Euro Area: Economic sentiment ticks up but remains abysmal in May
Sentiment in the Eurozone recovered some very limited ground in May from April, still weighed down by measures adopted to contain the spread of coronavirus. It ticked up from an all-time low of 64.9 points in April to 67.5 points in May. Consequently, sentiment in the Eurozone remained deeply entrenched below its long-run average of 100 points, and logged the second-lowest reading ever after March 2009.
May’s uptick came on the back of recovering sentiment in industry and among consumers. Moreover, financial services confidence also picked up. On the other hand, confidence in the services sector continued to weaken, as did sentiment in the construction sector, while retail trade confidence remained virtually unchanged. A notable increase in employment expectations was recorded across all surveyed sectors.

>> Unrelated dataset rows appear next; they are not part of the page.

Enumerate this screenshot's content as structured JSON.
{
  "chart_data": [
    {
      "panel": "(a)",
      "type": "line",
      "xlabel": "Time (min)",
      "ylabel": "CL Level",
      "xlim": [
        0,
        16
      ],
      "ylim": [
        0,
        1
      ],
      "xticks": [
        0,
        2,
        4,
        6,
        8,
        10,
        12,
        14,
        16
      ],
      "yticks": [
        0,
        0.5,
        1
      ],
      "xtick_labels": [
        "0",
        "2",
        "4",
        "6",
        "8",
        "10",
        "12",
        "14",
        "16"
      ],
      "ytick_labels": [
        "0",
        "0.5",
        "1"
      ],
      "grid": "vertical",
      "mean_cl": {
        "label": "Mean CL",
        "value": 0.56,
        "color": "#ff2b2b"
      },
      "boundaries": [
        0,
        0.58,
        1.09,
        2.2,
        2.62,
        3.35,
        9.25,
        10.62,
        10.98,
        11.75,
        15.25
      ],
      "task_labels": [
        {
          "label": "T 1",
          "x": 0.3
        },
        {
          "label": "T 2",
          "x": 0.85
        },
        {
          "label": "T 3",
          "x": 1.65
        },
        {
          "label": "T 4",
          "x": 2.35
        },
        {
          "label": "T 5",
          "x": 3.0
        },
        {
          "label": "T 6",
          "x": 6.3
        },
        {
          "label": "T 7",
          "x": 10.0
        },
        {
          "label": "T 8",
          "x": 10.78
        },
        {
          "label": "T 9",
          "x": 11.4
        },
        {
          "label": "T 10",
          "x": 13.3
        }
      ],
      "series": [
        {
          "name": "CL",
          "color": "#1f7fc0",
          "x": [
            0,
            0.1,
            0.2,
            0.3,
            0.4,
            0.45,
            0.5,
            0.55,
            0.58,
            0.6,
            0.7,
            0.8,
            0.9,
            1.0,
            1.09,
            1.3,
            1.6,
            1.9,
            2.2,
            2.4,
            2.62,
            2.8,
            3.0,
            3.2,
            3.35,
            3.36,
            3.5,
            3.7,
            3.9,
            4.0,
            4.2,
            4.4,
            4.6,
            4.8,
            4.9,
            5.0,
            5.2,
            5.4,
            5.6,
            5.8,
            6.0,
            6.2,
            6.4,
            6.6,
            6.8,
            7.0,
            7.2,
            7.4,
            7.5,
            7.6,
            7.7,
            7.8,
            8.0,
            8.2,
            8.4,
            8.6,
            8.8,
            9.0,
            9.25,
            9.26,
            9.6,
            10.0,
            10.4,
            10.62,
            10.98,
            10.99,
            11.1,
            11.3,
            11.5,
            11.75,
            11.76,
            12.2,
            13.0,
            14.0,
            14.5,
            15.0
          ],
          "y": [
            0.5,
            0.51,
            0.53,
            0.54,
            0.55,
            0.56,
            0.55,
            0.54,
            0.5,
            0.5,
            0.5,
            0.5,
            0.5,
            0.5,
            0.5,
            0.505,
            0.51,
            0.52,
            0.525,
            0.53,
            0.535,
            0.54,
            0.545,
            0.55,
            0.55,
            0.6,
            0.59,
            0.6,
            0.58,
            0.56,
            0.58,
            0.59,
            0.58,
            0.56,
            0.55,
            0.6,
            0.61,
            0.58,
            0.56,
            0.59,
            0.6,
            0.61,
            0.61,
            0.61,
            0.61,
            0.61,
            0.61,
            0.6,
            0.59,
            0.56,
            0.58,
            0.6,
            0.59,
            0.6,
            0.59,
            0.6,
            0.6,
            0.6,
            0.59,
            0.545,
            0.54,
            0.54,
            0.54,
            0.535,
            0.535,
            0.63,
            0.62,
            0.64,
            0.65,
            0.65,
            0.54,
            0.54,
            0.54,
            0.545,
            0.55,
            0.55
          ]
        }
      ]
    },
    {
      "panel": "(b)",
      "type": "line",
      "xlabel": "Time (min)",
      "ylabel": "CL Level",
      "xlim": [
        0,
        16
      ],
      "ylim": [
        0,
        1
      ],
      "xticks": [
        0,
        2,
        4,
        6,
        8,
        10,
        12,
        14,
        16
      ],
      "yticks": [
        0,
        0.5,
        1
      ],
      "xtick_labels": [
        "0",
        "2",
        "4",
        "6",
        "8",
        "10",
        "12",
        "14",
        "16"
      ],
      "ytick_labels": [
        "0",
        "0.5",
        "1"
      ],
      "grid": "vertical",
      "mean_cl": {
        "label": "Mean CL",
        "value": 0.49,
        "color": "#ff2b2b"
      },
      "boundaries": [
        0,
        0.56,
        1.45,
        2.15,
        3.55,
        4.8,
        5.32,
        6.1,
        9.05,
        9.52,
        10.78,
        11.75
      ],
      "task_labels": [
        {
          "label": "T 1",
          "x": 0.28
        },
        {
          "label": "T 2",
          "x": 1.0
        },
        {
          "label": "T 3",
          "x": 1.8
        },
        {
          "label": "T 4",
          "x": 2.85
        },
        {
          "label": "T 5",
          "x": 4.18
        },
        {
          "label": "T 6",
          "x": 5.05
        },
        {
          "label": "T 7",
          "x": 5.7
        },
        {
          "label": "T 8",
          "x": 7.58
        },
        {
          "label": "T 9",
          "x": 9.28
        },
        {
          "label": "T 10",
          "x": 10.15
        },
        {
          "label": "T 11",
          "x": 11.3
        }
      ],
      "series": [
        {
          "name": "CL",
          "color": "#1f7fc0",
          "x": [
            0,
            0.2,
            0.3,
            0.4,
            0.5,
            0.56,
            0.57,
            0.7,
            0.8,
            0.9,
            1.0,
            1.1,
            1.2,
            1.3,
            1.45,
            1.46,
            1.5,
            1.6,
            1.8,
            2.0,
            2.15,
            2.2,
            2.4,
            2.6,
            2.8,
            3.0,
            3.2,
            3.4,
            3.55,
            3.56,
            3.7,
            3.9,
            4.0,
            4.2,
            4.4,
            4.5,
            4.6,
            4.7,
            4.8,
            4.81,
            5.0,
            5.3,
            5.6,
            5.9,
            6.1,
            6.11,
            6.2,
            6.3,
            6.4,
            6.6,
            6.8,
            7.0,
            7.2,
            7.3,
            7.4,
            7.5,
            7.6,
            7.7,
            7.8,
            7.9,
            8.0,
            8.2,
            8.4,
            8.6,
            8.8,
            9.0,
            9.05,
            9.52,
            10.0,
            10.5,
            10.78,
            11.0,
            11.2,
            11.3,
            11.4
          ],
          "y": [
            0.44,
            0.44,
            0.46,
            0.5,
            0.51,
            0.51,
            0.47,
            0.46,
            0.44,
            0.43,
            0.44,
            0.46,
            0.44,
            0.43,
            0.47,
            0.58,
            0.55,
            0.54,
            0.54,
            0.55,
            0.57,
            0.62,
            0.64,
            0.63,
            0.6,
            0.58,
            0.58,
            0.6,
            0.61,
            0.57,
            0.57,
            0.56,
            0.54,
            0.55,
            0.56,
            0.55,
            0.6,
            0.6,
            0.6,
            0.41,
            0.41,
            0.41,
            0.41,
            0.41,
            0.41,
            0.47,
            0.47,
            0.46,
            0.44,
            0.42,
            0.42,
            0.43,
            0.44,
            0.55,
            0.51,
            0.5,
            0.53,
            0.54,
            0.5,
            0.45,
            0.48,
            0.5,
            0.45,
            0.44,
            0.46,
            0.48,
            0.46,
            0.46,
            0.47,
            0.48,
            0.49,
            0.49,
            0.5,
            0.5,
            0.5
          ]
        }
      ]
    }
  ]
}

Among the largest economies of the Euro Area, sentiment strengthened somewhat in Germany and the Netherlands and, to a lesser extent, in Spain. On the other hand, it dipped in France.
Commenting on the release, Bert Colijn, Eurozone senior economist at ING, stated:
“Just a small tick up in sentiment after the historical drop in April was not what was expected for May. Economies are starting to reopen and most eurozone countries saw the bottom in terms of daily activity at the end of April. With factories also reopening, a larger improvement in sentiment was to be expected. […] A further deterioration in services sentiment despite easing lockdowns buries hopes of a swift recovery.”